A spokeswoman for the station referred calls to the FBI.

Fitzgerald said Alexis did not call police again, and it was the only contact his department had with him.

In other news today,

1. The Washington Times is reporting that the State of Florida is investigating the propriety of State Attorney Angela Corey’s decision to terminate Ben Kruibdos, the IT specialist in her office who publicly accused Bernie de la Rionda of withholding evidence favorable to the defense. This announcement is not news. It’s a natural and probable consequence of Kruibdos’s wrongful termination lawsuit. The decision to investigate is not an endorsement of the lawsuit. It’s the next logical step in the process.

2. Dr. Shiping Bao’s claim that the prosecution threw the case against Zimmerman still has plenty of legs. Here’s a link to the Grio’s report today summarizing that argument. The report contains some additional information that I had not previously heard.

3. The DC police now claim that only one shooter was involved in the Navy Yard shootings. Police have identified him as Aaron Alexis (34). He was honorably discharged from the US Navy 2 years ago.

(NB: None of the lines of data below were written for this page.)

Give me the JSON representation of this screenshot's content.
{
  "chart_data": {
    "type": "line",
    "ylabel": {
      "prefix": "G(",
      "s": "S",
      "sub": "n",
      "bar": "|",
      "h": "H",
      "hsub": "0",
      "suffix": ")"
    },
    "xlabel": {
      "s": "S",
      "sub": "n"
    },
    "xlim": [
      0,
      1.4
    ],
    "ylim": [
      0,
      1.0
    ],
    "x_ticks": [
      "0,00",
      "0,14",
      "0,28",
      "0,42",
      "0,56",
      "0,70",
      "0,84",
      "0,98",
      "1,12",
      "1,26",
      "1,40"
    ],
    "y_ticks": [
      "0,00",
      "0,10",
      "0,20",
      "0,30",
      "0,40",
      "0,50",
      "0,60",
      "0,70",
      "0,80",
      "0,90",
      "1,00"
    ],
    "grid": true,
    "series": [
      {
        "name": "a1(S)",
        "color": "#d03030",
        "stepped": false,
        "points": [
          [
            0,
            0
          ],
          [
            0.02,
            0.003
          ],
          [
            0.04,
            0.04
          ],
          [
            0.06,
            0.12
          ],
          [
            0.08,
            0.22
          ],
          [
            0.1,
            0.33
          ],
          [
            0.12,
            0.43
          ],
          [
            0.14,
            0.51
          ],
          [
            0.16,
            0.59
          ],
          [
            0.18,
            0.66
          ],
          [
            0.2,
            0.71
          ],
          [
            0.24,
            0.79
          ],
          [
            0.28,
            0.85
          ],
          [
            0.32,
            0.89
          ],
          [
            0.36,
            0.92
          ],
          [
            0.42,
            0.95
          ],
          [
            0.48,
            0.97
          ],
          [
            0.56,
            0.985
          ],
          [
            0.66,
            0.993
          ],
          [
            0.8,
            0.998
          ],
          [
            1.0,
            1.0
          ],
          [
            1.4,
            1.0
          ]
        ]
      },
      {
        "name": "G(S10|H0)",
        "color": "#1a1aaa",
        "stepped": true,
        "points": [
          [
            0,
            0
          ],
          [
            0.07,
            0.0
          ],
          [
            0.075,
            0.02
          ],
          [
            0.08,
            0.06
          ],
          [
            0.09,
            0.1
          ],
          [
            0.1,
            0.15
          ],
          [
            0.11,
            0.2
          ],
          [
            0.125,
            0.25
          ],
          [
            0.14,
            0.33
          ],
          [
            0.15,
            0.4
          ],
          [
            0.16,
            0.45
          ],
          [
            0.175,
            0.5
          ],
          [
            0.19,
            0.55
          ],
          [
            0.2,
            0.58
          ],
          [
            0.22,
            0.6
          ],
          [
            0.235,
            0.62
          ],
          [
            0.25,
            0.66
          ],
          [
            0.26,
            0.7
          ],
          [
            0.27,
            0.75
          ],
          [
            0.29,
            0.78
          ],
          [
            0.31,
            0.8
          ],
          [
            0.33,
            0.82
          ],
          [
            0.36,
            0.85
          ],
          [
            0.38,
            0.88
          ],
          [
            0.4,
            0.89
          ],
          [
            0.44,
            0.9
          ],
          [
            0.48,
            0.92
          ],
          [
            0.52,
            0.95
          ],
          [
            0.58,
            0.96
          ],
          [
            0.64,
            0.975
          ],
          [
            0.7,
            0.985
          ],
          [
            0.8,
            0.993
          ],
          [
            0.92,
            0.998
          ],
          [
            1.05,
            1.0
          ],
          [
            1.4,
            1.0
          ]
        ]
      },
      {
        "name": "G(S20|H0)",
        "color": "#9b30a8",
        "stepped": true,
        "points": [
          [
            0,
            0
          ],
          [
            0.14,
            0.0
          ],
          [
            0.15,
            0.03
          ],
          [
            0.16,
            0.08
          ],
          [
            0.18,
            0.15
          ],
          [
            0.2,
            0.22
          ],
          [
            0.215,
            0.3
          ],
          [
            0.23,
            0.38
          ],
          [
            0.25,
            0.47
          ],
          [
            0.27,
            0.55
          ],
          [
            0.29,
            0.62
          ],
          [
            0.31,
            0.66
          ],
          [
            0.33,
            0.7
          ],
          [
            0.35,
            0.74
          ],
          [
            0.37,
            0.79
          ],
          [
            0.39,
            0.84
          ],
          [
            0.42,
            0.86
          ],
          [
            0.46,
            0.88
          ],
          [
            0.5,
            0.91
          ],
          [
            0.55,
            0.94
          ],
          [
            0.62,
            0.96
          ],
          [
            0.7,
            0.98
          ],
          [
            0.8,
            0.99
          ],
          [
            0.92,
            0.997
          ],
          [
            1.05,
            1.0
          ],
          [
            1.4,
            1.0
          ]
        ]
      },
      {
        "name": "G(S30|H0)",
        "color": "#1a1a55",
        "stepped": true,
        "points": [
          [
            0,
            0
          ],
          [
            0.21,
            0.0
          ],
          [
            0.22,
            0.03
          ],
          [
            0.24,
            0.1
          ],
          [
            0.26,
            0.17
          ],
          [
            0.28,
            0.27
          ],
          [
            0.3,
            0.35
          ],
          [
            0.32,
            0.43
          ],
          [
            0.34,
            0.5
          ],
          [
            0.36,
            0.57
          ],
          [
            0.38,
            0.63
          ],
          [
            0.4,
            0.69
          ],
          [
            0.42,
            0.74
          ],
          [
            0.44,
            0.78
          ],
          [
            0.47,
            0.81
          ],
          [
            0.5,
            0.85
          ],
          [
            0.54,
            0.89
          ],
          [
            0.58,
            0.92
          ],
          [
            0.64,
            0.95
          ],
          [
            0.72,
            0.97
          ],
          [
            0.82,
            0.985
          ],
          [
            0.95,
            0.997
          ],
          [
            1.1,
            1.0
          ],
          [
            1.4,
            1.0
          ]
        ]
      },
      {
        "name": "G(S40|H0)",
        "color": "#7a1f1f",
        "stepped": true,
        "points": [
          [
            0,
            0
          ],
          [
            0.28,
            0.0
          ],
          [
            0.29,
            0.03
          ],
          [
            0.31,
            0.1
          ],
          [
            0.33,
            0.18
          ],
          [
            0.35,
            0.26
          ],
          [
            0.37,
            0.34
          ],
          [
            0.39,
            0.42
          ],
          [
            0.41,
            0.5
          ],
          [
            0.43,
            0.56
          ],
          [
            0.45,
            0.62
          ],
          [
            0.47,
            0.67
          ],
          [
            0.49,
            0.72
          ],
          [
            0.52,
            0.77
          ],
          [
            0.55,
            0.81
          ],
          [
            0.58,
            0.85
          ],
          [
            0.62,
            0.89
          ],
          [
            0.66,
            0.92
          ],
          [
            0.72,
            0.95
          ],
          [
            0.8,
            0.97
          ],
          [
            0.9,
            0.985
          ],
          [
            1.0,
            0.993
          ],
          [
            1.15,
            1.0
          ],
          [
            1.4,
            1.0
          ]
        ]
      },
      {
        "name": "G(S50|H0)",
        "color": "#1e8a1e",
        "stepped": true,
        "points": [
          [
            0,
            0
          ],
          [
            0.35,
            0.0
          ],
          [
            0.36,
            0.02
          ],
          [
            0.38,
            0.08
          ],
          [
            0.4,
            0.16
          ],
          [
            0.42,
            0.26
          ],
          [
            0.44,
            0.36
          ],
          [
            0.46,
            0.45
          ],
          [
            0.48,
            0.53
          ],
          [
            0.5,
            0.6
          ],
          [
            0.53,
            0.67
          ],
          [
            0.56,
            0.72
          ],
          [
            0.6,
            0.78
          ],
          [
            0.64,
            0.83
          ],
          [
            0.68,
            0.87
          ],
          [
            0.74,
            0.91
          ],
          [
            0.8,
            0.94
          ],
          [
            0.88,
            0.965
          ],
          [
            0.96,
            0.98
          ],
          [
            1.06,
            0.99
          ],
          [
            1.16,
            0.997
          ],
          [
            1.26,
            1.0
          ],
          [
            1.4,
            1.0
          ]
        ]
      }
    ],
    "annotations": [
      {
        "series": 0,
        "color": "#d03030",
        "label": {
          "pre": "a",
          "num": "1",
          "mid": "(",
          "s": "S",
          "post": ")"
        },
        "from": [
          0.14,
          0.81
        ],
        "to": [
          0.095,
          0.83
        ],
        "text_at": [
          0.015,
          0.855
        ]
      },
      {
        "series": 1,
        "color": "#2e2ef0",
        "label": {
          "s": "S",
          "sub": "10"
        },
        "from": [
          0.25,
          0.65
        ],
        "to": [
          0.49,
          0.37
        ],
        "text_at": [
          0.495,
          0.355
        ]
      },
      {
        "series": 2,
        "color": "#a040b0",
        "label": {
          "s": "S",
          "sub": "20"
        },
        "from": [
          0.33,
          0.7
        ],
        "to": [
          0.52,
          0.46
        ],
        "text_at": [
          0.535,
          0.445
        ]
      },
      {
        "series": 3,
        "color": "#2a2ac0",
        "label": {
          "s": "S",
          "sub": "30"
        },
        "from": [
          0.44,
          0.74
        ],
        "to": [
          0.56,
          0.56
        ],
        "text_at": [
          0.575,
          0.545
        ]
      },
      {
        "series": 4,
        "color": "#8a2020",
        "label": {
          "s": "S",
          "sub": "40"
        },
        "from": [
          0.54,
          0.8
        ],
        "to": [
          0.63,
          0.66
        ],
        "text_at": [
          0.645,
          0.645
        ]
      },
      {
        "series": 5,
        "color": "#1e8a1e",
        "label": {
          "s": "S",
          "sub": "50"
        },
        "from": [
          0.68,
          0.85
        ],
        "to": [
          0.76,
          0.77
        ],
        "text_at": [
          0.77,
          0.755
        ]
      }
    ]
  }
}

4. Mr. Alexis worked as a government contractor for a company called The Experts, a subcontractor on an HP Enterprise Services contract to refresh equipment used on the Navy Marine Corps Intranet network.

5. He arrived in DC a couple days before the shootings and was staying at a Residence Inn with five other government contractors working at the Navy Yard.

6. The FBI said he had legitimate access to the Navy Yard “as a result of his work as a contractor.” Therefore, he had the requisite ID to be admitted to the building.

7. He drove a rental vehicle on Monday morning and parked it within a few blocks of the Navy Yard.

8. There is an atrium inside the building with a seating area on the ground floor adjoining a cafeteria. Mr. Alexis went up to the 4th Floor and fired down on people in the seating area.